Medicaid eligibility is exceedingly complex and to provide the minute details is beyond the mission of this website. That said, there are some over-arching eligibility principles which should be mentioned. Medicaid eligibility is determined at many levels. Each state has its own requirements which can change every year. Within each state, each target constituent group has its own requirements. For example, elderly and frail individuals have different requirements than pregnant women. Finally, nursing home or long term care Medicaid may have different requirements than Medicaid waivers, and each waiver may have its own requirements.
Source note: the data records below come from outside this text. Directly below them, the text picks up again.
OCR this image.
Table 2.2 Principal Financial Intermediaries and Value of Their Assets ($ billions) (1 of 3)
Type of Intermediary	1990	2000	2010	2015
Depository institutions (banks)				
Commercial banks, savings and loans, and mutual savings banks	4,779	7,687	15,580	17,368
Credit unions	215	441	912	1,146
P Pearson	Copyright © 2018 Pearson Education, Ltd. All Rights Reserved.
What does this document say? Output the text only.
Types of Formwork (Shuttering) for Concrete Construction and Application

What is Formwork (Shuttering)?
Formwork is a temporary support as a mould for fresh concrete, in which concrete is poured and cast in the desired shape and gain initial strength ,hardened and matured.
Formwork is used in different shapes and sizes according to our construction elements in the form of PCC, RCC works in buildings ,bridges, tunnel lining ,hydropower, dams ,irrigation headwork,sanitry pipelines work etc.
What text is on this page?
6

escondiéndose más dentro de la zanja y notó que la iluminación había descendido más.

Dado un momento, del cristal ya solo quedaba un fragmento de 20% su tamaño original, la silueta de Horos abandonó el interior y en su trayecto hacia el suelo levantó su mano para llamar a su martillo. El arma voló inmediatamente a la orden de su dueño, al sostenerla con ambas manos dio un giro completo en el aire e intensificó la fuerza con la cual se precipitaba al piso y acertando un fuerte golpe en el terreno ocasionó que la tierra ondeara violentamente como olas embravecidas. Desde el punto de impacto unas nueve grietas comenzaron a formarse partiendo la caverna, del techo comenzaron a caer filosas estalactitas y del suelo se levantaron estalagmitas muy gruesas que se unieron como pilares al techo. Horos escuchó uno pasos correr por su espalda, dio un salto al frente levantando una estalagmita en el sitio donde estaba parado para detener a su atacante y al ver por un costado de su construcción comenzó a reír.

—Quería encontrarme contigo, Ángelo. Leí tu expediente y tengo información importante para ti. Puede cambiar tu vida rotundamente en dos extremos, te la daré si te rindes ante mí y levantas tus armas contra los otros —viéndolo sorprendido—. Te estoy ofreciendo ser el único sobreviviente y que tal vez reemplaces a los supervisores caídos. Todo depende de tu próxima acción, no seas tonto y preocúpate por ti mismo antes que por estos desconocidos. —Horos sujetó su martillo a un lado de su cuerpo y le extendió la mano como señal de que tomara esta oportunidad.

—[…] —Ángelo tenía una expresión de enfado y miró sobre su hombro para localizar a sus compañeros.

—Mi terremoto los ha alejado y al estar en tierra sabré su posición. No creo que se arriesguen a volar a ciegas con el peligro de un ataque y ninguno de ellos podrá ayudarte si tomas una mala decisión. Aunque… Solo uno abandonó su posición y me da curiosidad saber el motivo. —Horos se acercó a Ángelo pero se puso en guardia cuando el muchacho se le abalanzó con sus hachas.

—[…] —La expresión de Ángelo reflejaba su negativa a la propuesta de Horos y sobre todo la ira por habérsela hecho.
In the context of the elderly, Medicaid typically has two types of eligibility requirements; functional and financial. Functionally, depending on the program, individuals must require the level of care typically provided in a nursing home, intermediate care facility or at a minimum they must require assistance with the activities of daily living. Financially, Medicaid eligibility looks at both the applicant’s (and their spouse’s) income and their total resources or countable assets. Also considered are past asset transfers dating as far back as five years (60 months) preceding their application date.
A rule of thumb for the year 2017 is an individual’s income must be less than $2,205 / month and their resources, excluding their home and vehicle, must be valued at less than $2,000. However, in some states the income limit is as low as $500 / month and in others as high as $5,000 / month (when combined with a non-applying spouse) or even higher if the individual has exceptionally high care expenses. The resource limit is some states is as high as $20,000. What is defined as a countable resource also changes by state. For assistance determining your eligibility, please use our Find a Planner tool.
Further complicating eligibility is the concept of a Community Spouse. When one spouse requires care and the other spouse is healthy and can live independently (at home or in the community), they are considered a “community spouse”. In this situation, a complicated division of assets is necessary and the cost for the community spouse to continue living independently is considered a factor in determining Medicaid eligibility. In 2017, community spouses can have a maximum monthly income of $3,022.50 and a total of countable assets valued at no greater than $120,900. Again, the home is excluded provided the community spouse lives in and the value of their home equity does not exceed $560,000 (or $840,000 in some states).